Poor protein in a mother’s diet in early pregnancy, around the time of conception, can have a lasting effect on brain development, according to research recently published by University of Southampton academics.
The project, led by Dr Sandrine Willaime-Morawek, in collaboration with Professor Tom Fleming, is the first to clearly demonstrate that poor maternal nutrition during the first days of pregnancy in mice, known as the pre-implantation period, can have adverse effects on early brain development and long-lasting consequences in adults.
The study using cell cultures and mice reveals that a maternal diet low in protein during this critical period around conception reduces the production of neural stem cells, the cells that make our nerve cells in the brain, leading to errors in the timing and number of nerve cells formed and ultimately resulting in poor short-term memory in the adult.
Whilst it is known that a mother’s diet during early pregnancy is crucial to a baby’s development, if it is poor, it increases the risk of diseases in the child’s later life such as cardiovascular diseases and schizophrenia.
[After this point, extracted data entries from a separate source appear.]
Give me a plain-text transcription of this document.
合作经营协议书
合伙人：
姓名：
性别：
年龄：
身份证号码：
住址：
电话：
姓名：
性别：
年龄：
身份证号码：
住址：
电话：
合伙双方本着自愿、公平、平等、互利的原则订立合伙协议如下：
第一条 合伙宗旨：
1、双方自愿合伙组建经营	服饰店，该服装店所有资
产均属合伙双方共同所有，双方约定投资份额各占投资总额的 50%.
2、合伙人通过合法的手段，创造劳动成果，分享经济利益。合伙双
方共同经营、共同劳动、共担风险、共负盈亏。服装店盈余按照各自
Previous studies have shown that protein reduction in the diet during pregnancy and breastfeeding can damage the brain of the baby, leading to lasting effects for coordination and cognitive function. However, the importance of nutrition at the very start of pregnancy for brain development has been unknown, until now.
Dr Willaime-Morawek said: “I am delighted the study has been published. The paper represents years of work by a very hard-working PhD student Joanna Gould, and numerous medical and biomedical students in my team.
“Our original research shows that poor maternal nutrition from conception in a mouse model adversely affects brain development and adult memory.
“Significant effects were found with only a mild nutritional challenge –half of the recommended protein amount – highlighting the significance of this period for adult health.”
The research builds on ongoing work in Developmental Origins of Health and Disease (DoHaD) at Southampton, and was carried out by academics from Clinical and Experimental Sciences and the Centre for Human Development, Stem Cells and Regeneration, in Medicine, as well as colleagues in Biological Sciences, and academics from the Centre for Biomarker Research at the University of Huddersfield.